Exploring the Role of the Bottleneck in Slot-Based Models Through Covariance Regularization

This repo contains code adapted from here for the following work:

"Exploring the Role of the Bottleneck in Slot-Based Models Through Covariance Regularization"

Andrew Stange, Robert Lo, Abishek Sridhar, Kousik Rajesh

Abstract

In this project we attempt to make slot-based models with an image reconstruction objective competitive with those that use a feature reconstruction objectives on real world datasets. We propose a loss-based approach to constricting the bottleneck of slot-based models, allowing larger-capacity encoder networks to be used with Slot Attention without producing degenerate stripe-shaped masks.

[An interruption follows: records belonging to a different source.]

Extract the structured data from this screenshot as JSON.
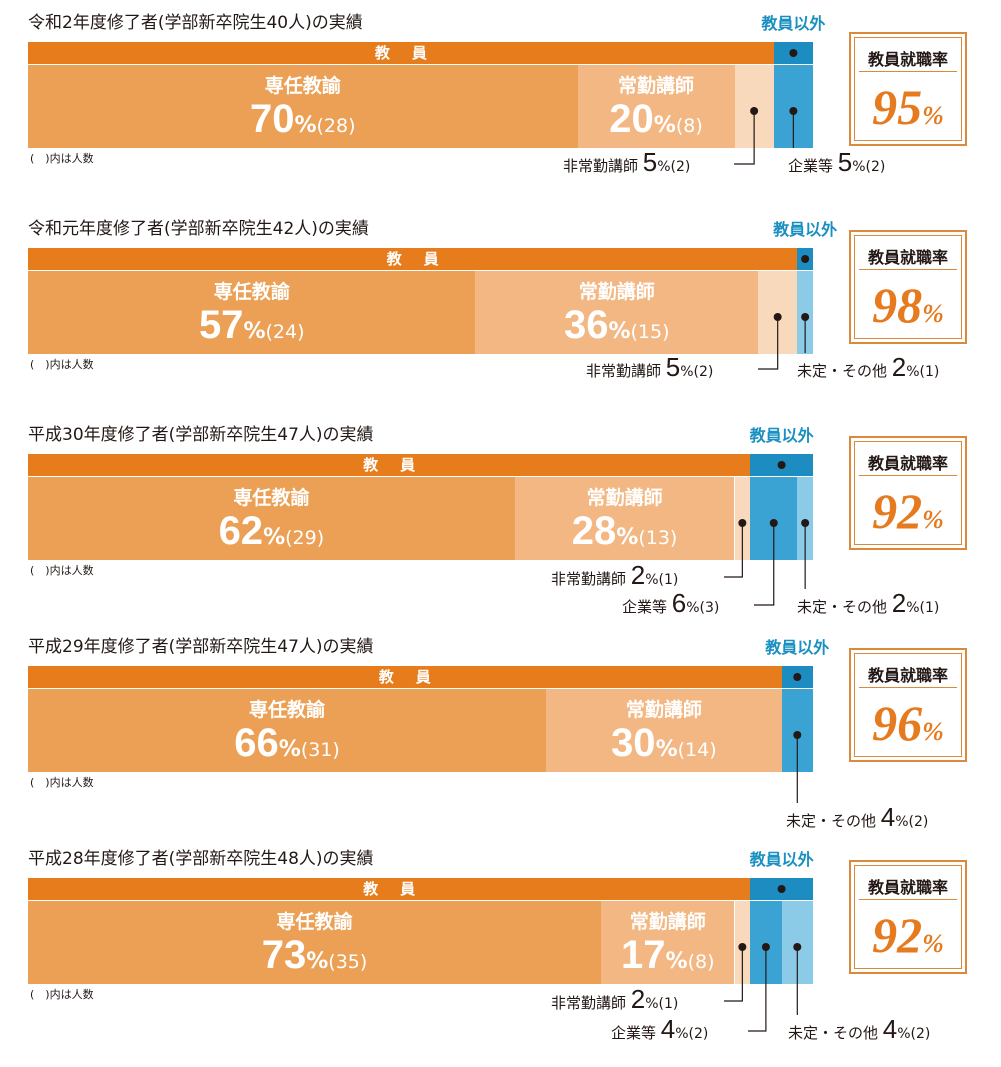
{
  "colors": {
    "strip_teacher": "#e67c1c",
    "strip_non": "#1d8cc0",
    "fulltime": "#eba055",
    "fulltime_alt": "#ec9f4f",
    "fulltime_last": "#f0a35d",
    "fulltime_29": "#ee9a47",
    "regular_lecturer": "#f3b783",
    "parttime": "#f8d9bc",
    "company": "#3aa3d4",
    "other": "#8ccbe8",
    "other_dark": "#2f9bcf"
  },
  "labels": {
    "teacher": "教員",
    "non_teacher": "教員以外",
    "note": "(　)内は人数",
    "rate_label": "教員就職率",
    "pct": "%",
    "fulltime": "専任教諭",
    "regular": "常勤講師",
    "parttime": "非常勤講師",
    "company": "企業等",
    "other": "未定・その他"
  },
  "chart_data": [
    {
      "type": "bar",
      "title": "令和2年度修了者(学部新卒院生40人)の実績",
      "rate": "95",
      "segments": [
        {
          "name": "専任教諭",
          "pct": 70,
          "count": "(28)",
          "group": "teacher"
        },
        {
          "name": "常勤講師",
          "pct": 20,
          "count": "(8)",
          "group": "teacher"
        },
        {
          "name": "非常勤講師",
          "pct": 5,
          "count": "(2)",
          "group": "teacher"
        },
        {
          "name": "企業等",
          "pct": 5,
          "count": "(2)",
          "group": "non"
        }
      ]
    },
    {
      "type": "bar",
      "title": "令和元年度修了者(学部新卒院生42人)の実績",
      "rate": "98",
      "segments": [
        {
          "name": "専任教諭",
          "pct": 57,
          "count": "(24)",
          "group": "teacher"
        },
        {
          "name": "常勤講師",
          "pct": 36,
          "count": "(15)",
          "group": "teacher"
        },
        {
          "name": "非常勤講師",
          "pct": 5,
          "count": "(2)",
          "group": "teacher"
        },
        {
          "name": "未定・その他",
          "pct": 2,
          "count": "(1)",
          "group": "non"
        }
      ]
    },
    {
      "type": "bar",
      "title": "平成30年度修了者(学部新卒院生47人)の実績",
      "rate": "92",
      "segments": [
        {
          "name": "専任教諭",
          "pct": 62,
          "count": "(29)",
          "group": "teacher"
        },
        {
          "name": "常勤講師",
          "pct": 28,
          "count": "(13)",
          "group": "teacher"
        },
        {
          "name": "非常勤講師",
          "pct": 2,
          "count": "(1)",
          "group": "teacher"
        },
        {
          "name": "企業等",
          "pct": 6,
          "count": "(3)",
          "group": "non"
        },
        {
          "name": "未定・その他",
          "pct": 2,
          "count": "(1)",
          "group": "non"
        }
      ]
    },
    {
      "type": "bar",
      "title": "平成29年度修了者(学部新卒院生47人)の実績",
      "rate": "96",
      "segments": [
        {
          "name": "専任教諭",
          "pct": 66,
          "count": "(31)",
          "group": "teacher"
        },
        {
          "name": "常勤講師",
          "pct": 30,
          "count": "(14)",
          "group": "teacher"
        },
        {
          "name": "未定・その他",
          "pct": 4,
          "count": "(2)",
          "group": "non"
        }
      ]
    },
    {
      "type": "bar",
      "title": "平成28年度修了者(学部新卒院生48人)の実績",
      "rate": "92",
      "segments": [
        {
          "name": "専任教諭",
          "pct": 73,
          "count": "(35)",
          "group": "teacher"
        },
        {
          "name": "常勤講師",
          "pct": 17,
          "count": "(8)",
          "group": "teacher"
        },
        {
          "name": "非常勤講師",
          "pct": 2,
          "count": "(1)",
          "group": "teacher"
        },
        {
          "name": "企業等",
          "pct": 4,
          "count": "(2)",
          "group": "non"
        },
        {
          "name": "未定・その他",
          "pct": 4,
          "count": "(2)",
          "group": "non"
        }
      ]
    }
  ]
}
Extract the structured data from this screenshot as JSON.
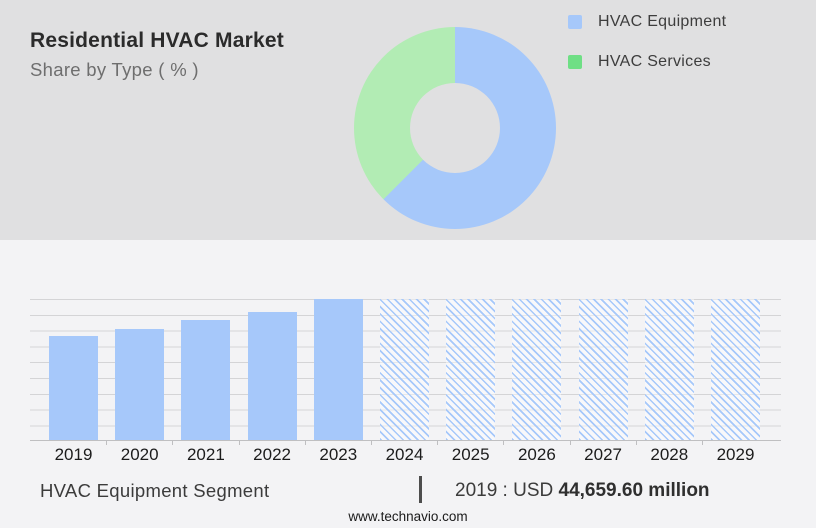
{
  "header": {
    "title": "Residential HVAC Market",
    "subtitle": "Share by Type ( % )"
  },
  "colors": {
    "bar_blue": "#a6c8fa",
    "donut_green": "#b2ecb4",
    "legend_green": "#6fdf85",
    "top_band_bg": "#e0e0e1",
    "bottom_band_bg": "#f3f3f5",
    "gridline": "#d4d4d6",
    "axis": "#bfbfc1"
  },
  "chart_data": [
    {
      "type": "pie",
      "subtype": "donut",
      "title": "Residential HVAC Market",
      "subtitle": "Share by Type ( % )",
      "labels": [
        "HVAC Equipment",
        "HVAC Services"
      ],
      "values": [
        62.5,
        37.5
      ],
      "unit": "%",
      "colors": [
        "#a6c8fa",
        "#b2ecb4"
      ],
      "start_angle_deg": 0,
      "legend_position": "right",
      "legend": [
        {
          "label": "HVAC Equipment",
          "swatch_color": "#a6c8fa"
        },
        {
          "label": "HVAC Services",
          "swatch_color": "#6fdf85"
        }
      ],
      "values_note": "no numeric labels shown; slice shares estimated from arc angles"
    },
    {
      "type": "bar",
      "categories": [
        "2019",
        "2020",
        "2021",
        "2022",
        "2023",
        "2024",
        "2025",
        "2026",
        "2027",
        "2028",
        "2029"
      ],
      "series": [
        {
          "name": "HVAC Equipment Segment",
          "unit": "USD million",
          "values": [
            44659.6,
            47850,
            51250,
            55080,
            60400,
            null,
            null,
            null,
            null,
            null,
            null
          ]
        }
      ],
      "bar_color": "#a6c8fa",
      "bar_style": [
        "solid",
        "solid",
        "solid",
        "solid",
        "solid",
        "hatched",
        "hatched",
        "hatched",
        "hatched",
        "hatched",
        "hatched"
      ],
      "bar_height_pct": [
        74,
        79,
        85,
        91,
        100,
        100,
        100,
        100,
        100,
        100,
        100
      ],
      "grid": true,
      "y_axis_labels_shown": false,
      "known_value_label": "2019 : USD 44,659.60 million",
      "values_note": "2020-2023 estimated from bar heights; 2024-2029 are full-height hatched forecast bars with no values shown"
    }
  ],
  "footer": {
    "segment_label": "HVAC Equipment Segment",
    "separator": "|",
    "value_prefix": "2019 : USD ",
    "value_bold": "44,659.60 million",
    "website": "www.technavio.com"
  }
}
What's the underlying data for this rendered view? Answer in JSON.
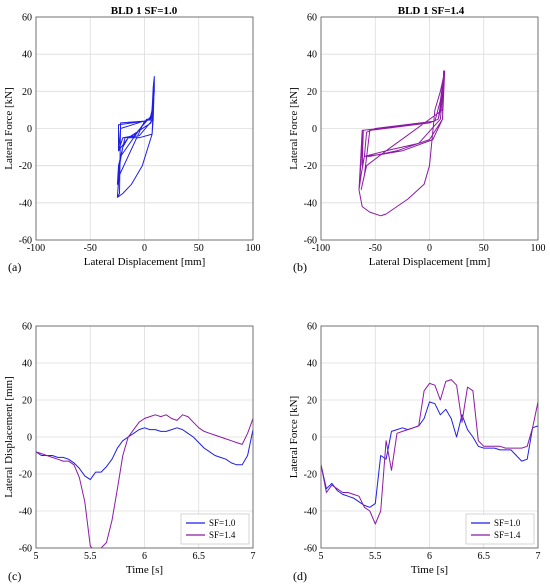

We find that our proposed method offers an improvement over the baseline Slot Attention model but does not reach the performance of DINOSAUR on the COCO2017 dataset. Throughout this project, we confirm the superiority of a feature reconstruction objective over an image reconstruction objective and explore the role of the architectural bottleneck in slot-based models.

File Structure

./pytorch: Main experiment code.
./tf: Cloned from official impl. Contains tfdataset to pytorch dataset conversion script.

Dataset

We used two dataset in our work, ColoredMdSprite (cmdsprite) and COCO (coco).

ColoredMdSprite

# Download colored background dataset
wget https://storage.googleapis.com/multi-object-datasets/multi_dsprites/multi_dsprites_colored_on_colored.tfrecords

# Convert dataset from tfrecords to .npy format. This will generate the training set
python3 tf/tfrecord_convert.py --infile <tfrecord path> --outdir ~/data/colored --type=colored_on_colored

# For evaluation set:
python3 tf/tfrecord_convert.py --infile <tfrecord path> --outdir ~/data/colored --type=colored_on_colored --start-idx 60000 –num=320

COCO

# Download the official COCO dataset. Val size: 778 MB, 5k images. Train size: 18 GB, ~118k images
wget http://images.cocodataset.org/zips/val2017.zip
wget http://images.cocodataset.org/zips/train2017.zip
wget http://images.cocodataset.org/annotations/annotations_trainval2017.zip

# Generate ViT embeddings of COCO dataset
python3 experiments.py --output_dir [coco embedding path] --batch_size 64 --num_workers 16 --dataset_path [coco path] --split [val/train]

Experiments

Because we developed our code on the fly with our experiments, to reproduce results in our work, please first checkout to the corresponding git hash then run the command.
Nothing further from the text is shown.